Katie’s laugh this time was genuine. “That doesn’t automatically make him romantic,” she said. “He’s very practical.”'
“Yes, I should think he would be,” her aunt agreed.
Katie shook her head, smiling. “But you still think he’s romantic?”
“A man can be both practical and romantic,” Aunt Cora told her with certainty, “and I think John Miller is such a man.”
“You’re quite a fan of his, aren’t you, Aunt Cora?” Katie teased, and her aunt made no answer, but gave her an enigmatic smile.
Katie pushed her cup away. “I must spend more time with you, Aunt Cora,” she said. “It isn’t fair the way I come and go. I spend so little time with you.”

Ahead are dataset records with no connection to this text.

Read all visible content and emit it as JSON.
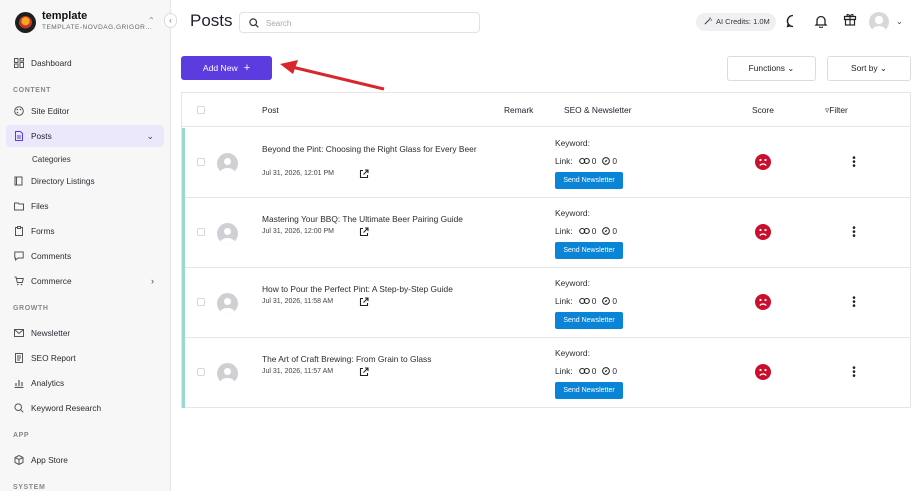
{
  "sidebar": {
    "site_name": "template",
    "site_subtitle": "TEMPLATE-NOVDAG.GRIGOR...",
    "collapse_glyph": "‹",
    "sections": {
      "content": "CONTENT",
      "growth": "GROWTH",
      "app": "APP",
      "system": "SYSTEM"
    },
    "items": {
      "dashboard": "Dashboard",
      "site_editor": "Site Editor",
      "posts": "Posts",
      "categories": "Categories",
      "directory": "Directory Listings",
      "files": "Files",
      "forms": "Forms",
      "comments": "Comments",
      "commerce": "Commerce",
      "newsletter": "Newsletter",
      "seo_report": "SEO Report",
      "analytics": "Analytics",
      "keyword_research": "Keyword Research",
      "app_store": "App Store"
    }
  },
  "header": {
    "title": "Posts",
    "search_placeholder": "Search",
    "ai_credits": "AI Credits: 1.0M"
  },
  "toolbar": {
    "add_new": "Add New",
    "add_plus": "+",
    "functions": "Functions",
    "sort_by": "Sort by"
  },
  "table": {
    "headers": {
      "post": "Post",
      "remark": "Remark",
      "seo": "SEO & Newsletter",
      "score": "Score",
      "filter": "Filter"
    },
    "keyword_label": "Keyword:",
    "link_label": "Link:",
    "newsletter_button": "Send Newsletter",
    "rows": [
      {
        "title": "Beyond the Pint: Choosing the Right Glass for Every Beer",
        "date": "Jul 31, 2026, 12:01 PM",
        "links": "0",
        "external": "0"
      },
      {
        "title": "Mastering Your BBQ: The Ultimate Beer Pairing Guide",
        "date": "Jul 31, 2026, 12:00 PM",
        "links": "0",
        "external": "0"
      },
      {
        "title": "How to Pour the Perfect Pint: A Step-by-Step Guide",
        "date": "Jul 31, 2026, 11:58 AM",
        "links": "0",
        "external": "0"
      },
      {
        "title": "The Art of Craft Brewing: From Grain to Glass",
        "date": "Jul 31, 2026, 11:57 AM",
        "links": "0",
        "external": "0"
      }
    ]
  },
  "colors": {
    "accent": "#5b3cdf",
    "newsletter": "#0a84d6",
    "score_bad": "#c8102e",
    "row_stripe": "#9ad8d0",
    "annotation_arrow": "#d9262b"
  }
}
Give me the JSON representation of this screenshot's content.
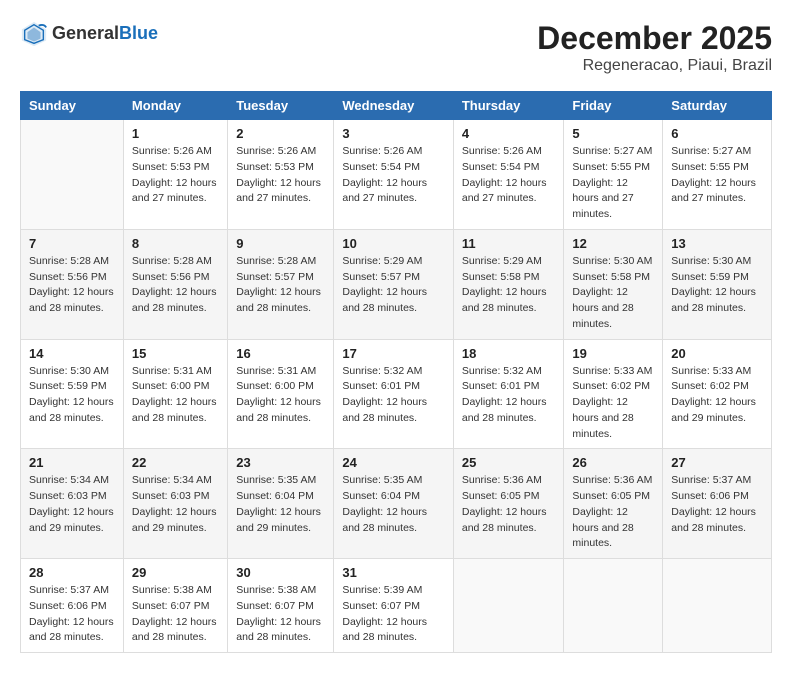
{
  "header": {
    "logo_general": "General",
    "logo_blue": "Blue",
    "month_title": "December 2025",
    "location": "Regeneracao, Piaui, Brazil"
  },
  "columns": [
    "Sunday",
    "Monday",
    "Tuesday",
    "Wednesday",
    "Thursday",
    "Friday",
    "Saturday"
  ],
  "weeks": [
    {
      "days": [
        {
          "num": "",
          "sunrise": "",
          "sunset": "",
          "daylight": ""
        },
        {
          "num": "1",
          "sunrise": "Sunrise: 5:26 AM",
          "sunset": "Sunset: 5:53 PM",
          "daylight": "Daylight: 12 hours and 27 minutes."
        },
        {
          "num": "2",
          "sunrise": "Sunrise: 5:26 AM",
          "sunset": "Sunset: 5:53 PM",
          "daylight": "Daylight: 12 hours and 27 minutes."
        },
        {
          "num": "3",
          "sunrise": "Sunrise: 5:26 AM",
          "sunset": "Sunset: 5:54 PM",
          "daylight": "Daylight: 12 hours and 27 minutes."
        },
        {
          "num": "4",
          "sunrise": "Sunrise: 5:26 AM",
          "sunset": "Sunset: 5:54 PM",
          "daylight": "Daylight: 12 hours and 27 minutes."
        },
        {
          "num": "5",
          "sunrise": "Sunrise: 5:27 AM",
          "sunset": "Sunset: 5:55 PM",
          "daylight": "Daylight: 12 hours and 27 minutes."
        },
        {
          "num": "6",
          "sunrise": "Sunrise: 5:27 AM",
          "sunset": "Sunset: 5:55 PM",
          "daylight": "Daylight: 12 hours and 27 minutes."
        }
      ]
    },
    {
      "days": [
        {
          "num": "7",
          "sunrise": "Sunrise: 5:28 AM",
          "sunset": "Sunset: 5:56 PM",
          "daylight": "Daylight: 12 hours and 28 minutes."
        },
        {
          "num": "8",
          "sunrise": "Sunrise: 5:28 AM",
          "sunset": "Sunset: 5:56 PM",
          "daylight": "Daylight: 12 hours and 28 minutes."
        },
        {
          "num": "9",
          "sunrise": "Sunrise: 5:28 AM",
          "sunset": "Sunset: 5:57 PM",
          "daylight": "Daylight: 12 hours and 28 minutes."
        },
        {
          "num": "10",
          "sunrise": "Sunrise: 5:29 AM",
          "sunset": "Sunset: 5:57 PM",
          "daylight": "Daylight: 12 hours and 28 minutes."
        },
        {
          "num": "11",
          "sunrise": "Sunrise: 5:29 AM",
          "sunset": "Sunset: 5:58 PM",
          "daylight": "Daylight: 12 hours and 28 minutes."
        },
        {
          "num": "12",
          "sunrise": "Sunrise: 5:30 AM",
          "sunset": "Sunset: 5:58 PM",
          "daylight": "Daylight: 12 hours and 28 minutes."
        },
        {
          "num": "13",
          "sunrise": "Sunrise: 5:30 AM",
          "sunset": "Sunset: 5:59 PM",
          "daylight": "Daylight: 12 hours and 28 minutes."
        }
      ]
    },
    {
      "days": [
        {
          "num": "14",
          "sunrise": "Sunrise: 5:30 AM",
          "sunset": "Sunset: 5:59 PM",
          "daylight": "Daylight: 12 hours and 28 minutes."
        },
        {
          "num": "15",
          "sunrise": "Sunrise: 5:31 AM",
          "sunset": "Sunset: 6:00 PM",
          "daylight": "Daylight: 12 hours and 28 minutes."
        },
        {
          "num": "16",
          "sunrise": "Sunrise: 5:31 AM",
          "sunset": "Sunset: 6:00 PM",
          "daylight": "Daylight: 12 hours and 28 minutes."
        },
        {
          "num": "17",
          "sunrise": "Sunrise: 5:32 AM",
          "sunset": "Sunset: 6:01 PM",
          "daylight": "Daylight: 12 hours and 28 minutes."
        },
        {
          "num": "18",
          "sunrise": "Sunrise: 5:32 AM",
          "sunset": "Sunset: 6:01 PM",
          "daylight": "Daylight: 12 hours and 28 minutes."
        },
        {
          "num": "19",
          "sunrise": "Sunrise: 5:33 AM",
          "sunset": "Sunset: 6:02 PM",
          "daylight": "Daylight: 12 hours and 28 minutes."
        },
        {
          "num": "20",
          "sunrise": "Sunrise: 5:33 AM",
          "sunset": "Sunset: 6:02 PM",
          "daylight": "Daylight: 12 hours and 29 minutes."
        }
      ]
    },
    {
      "days": [
        {
          "num": "21",
          "sunrise": "Sunrise: 5:34 AM",
          "sunset": "Sunset: 6:03 PM",
          "daylight": "Daylight: 12 hours and 29 minutes."
        },
        {
          "num": "22",
          "sunrise": "Sunrise: 5:34 AM",
          "sunset": "Sunset: 6:03 PM",
          "daylight": "Daylight: 12 hours and 29 minutes."
        },
        {
          "num": "23",
          "sunrise": "Sunrise: 5:35 AM",
          "sunset": "Sunset: 6:04 PM",
          "daylight": "Daylight: 12 hours and 29 minutes."
        },
        {
          "num": "24",
          "sunrise": "Sunrise: 5:35 AM",
          "sunset": "Sunset: 6:04 PM",
          "daylight": "Daylight: 12 hours and 28 minutes."
        },
        {
          "num": "25",
          "sunrise": "Sunrise: 5:36 AM",
          "sunset": "Sunset: 6:05 PM",
          "daylight": "Daylight: 12 hours and 28 minutes."
        },
        {
          "num": "26",
          "sunrise": "Sunrise: 5:36 AM",
          "sunset": "Sunset: 6:05 PM",
          "daylight": "Daylight: 12 hours and 28 minutes."
        },
        {
          "num": "27",
          "sunrise": "Sunrise: 5:37 AM",
          "sunset": "Sunset: 6:06 PM",
          "daylight": "Daylight: 12 hours and 28 minutes."
        }
      ]
    },
    {
      "days": [
        {
          "num": "28",
          "sunrise": "Sunrise: 5:37 AM",
          "sunset": "Sunset: 6:06 PM",
          "daylight": "Daylight: 12 hours and 28 minutes."
        },
        {
          "num": "29",
          "sunrise": "Sunrise: 5:38 AM",
          "sunset": "Sunset: 6:07 PM",
          "daylight": "Daylight: 12 hours and 28 minutes."
        },
        {
          "num": "30",
          "sunrise": "Sunrise: 5:38 AM",
          "sunset": "Sunset: 6:07 PM",
          "daylight": "Daylight: 12 hours and 28 minutes."
        },
        {
          "num": "31",
          "sunrise": "Sunrise: 5:39 AM",
          "sunset": "Sunset: 6:07 PM",
          "daylight": "Daylight: 12 hours and 28 minutes."
        },
        {
          "num": "",
          "sunrise": "",
          "sunset": "",
          "daylight": ""
        },
        {
          "num": "",
          "sunrise": "",
          "sunset": "",
          "daylight": ""
        },
        {
          "num": "",
          "sunrise": "",
          "sunset": "",
          "daylight": ""
        }
      ]
    }
  ]
}
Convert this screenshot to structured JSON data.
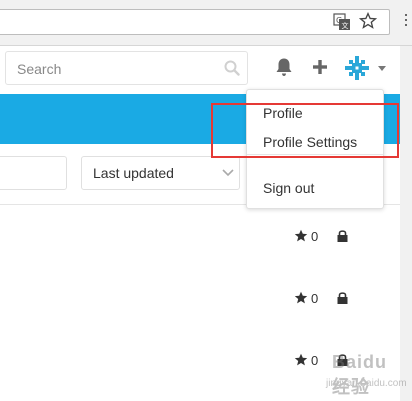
{
  "browser": {
    "address_value": "",
    "translate_icon": "translate-icon",
    "bookmark_icon": "star-icon"
  },
  "header": {
    "search_placeholder": "Search",
    "icons": [
      "bell-icon",
      "plus-icon",
      "avatar",
      "caret-down-icon"
    ]
  },
  "filters": {
    "sort_value": "Last updated"
  },
  "rows": [
    {
      "stars": "0",
      "visibility": "lock-icon"
    },
    {
      "stars": "0",
      "visibility": "lock-icon"
    },
    {
      "stars": "0",
      "visibility": "lock-icon"
    }
  ],
  "user_menu": {
    "items": [
      "Profile",
      "Profile Settings",
      "Sign out"
    ]
  },
  "watermark": {
    "main": "Baidu 经验",
    "sub": "jingyan.baidu.com"
  },
  "colors": {
    "banner": "#1aaae4",
    "highlight": "#e53935",
    "avatar": "#2aa7d8"
  }
}
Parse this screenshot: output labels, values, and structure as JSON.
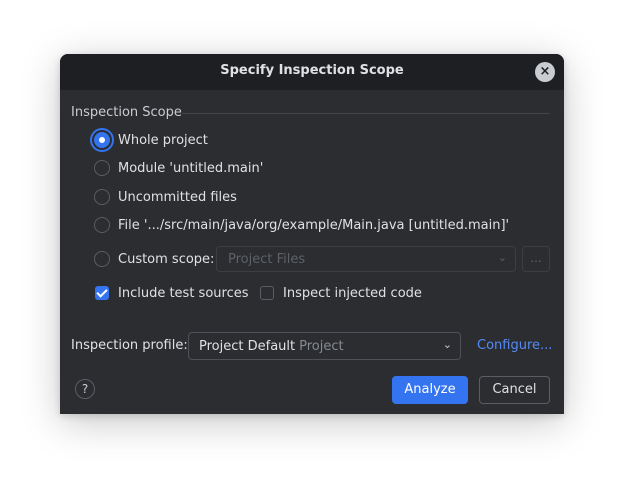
{
  "dialog": {
    "title": "Specify Inspection Scope",
    "close_icon": "close-icon",
    "close_glyph": "×"
  },
  "scope": {
    "group_title": "Inspection Scope",
    "options": [
      {
        "label": "Whole project",
        "selected": true
      },
      {
        "label": "Module 'untitled.main'",
        "selected": false
      },
      {
        "label": "Uncommitted files",
        "selected": false
      },
      {
        "label": "File '.../src/main/java/org/example/Main.java [untitled.main]'",
        "selected": false
      },
      {
        "label": "Custom scope:",
        "selected": false
      }
    ],
    "custom_scope_placeholder": "Project Files",
    "custom_scope_browse": "...",
    "include_test_sources": {
      "label": "Include test sources",
      "checked": true
    },
    "inspect_injected_code": {
      "label": "Inspect injected code",
      "checked": false
    }
  },
  "profile": {
    "label": "Inspection profile:",
    "value": "Project Default",
    "value_sub": "Project",
    "configure_link": "Configure..."
  },
  "footer": {
    "help": "?",
    "analyze": "Analyze",
    "cancel": "Cancel"
  },
  "colors": {
    "background": "#2b2d30",
    "title_bar": "#1e1f22",
    "accent": "#3574f0",
    "link": "#548af7"
  }
}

“You please me more by mixing with people of your own age, Katherine,” her aunt said, and rose from the table, picking up the little pekinese from the floor. “You are my only family, and since you’ve been here I have come, perhaps rather imaginatively, to look upon you as a daughter.” She caressed the soft fur of the little animal as she spoke, not looking at Katie. “I should like to see you married before I pass on. It is my dearest wish, and I hope that I will not have much longer to wait before I see it fulfilled.”
Katie felt the colour rise to her cheeks as she began to pack up the lunch dishes and stack them On a tray. “As far as I know, at the moment,” she commented, “you still have quite a long wait!”
“I think not,” her aunt said inexorably, depositing Bridie on a chair out of harms way while they put the dishes away. “Not too long.”
“Have you a crystal ball?” Katie teased, “or some other means of foretelling the future?”
“My own common sense!” her aunt retorted as they went into the kitchen with the dishes.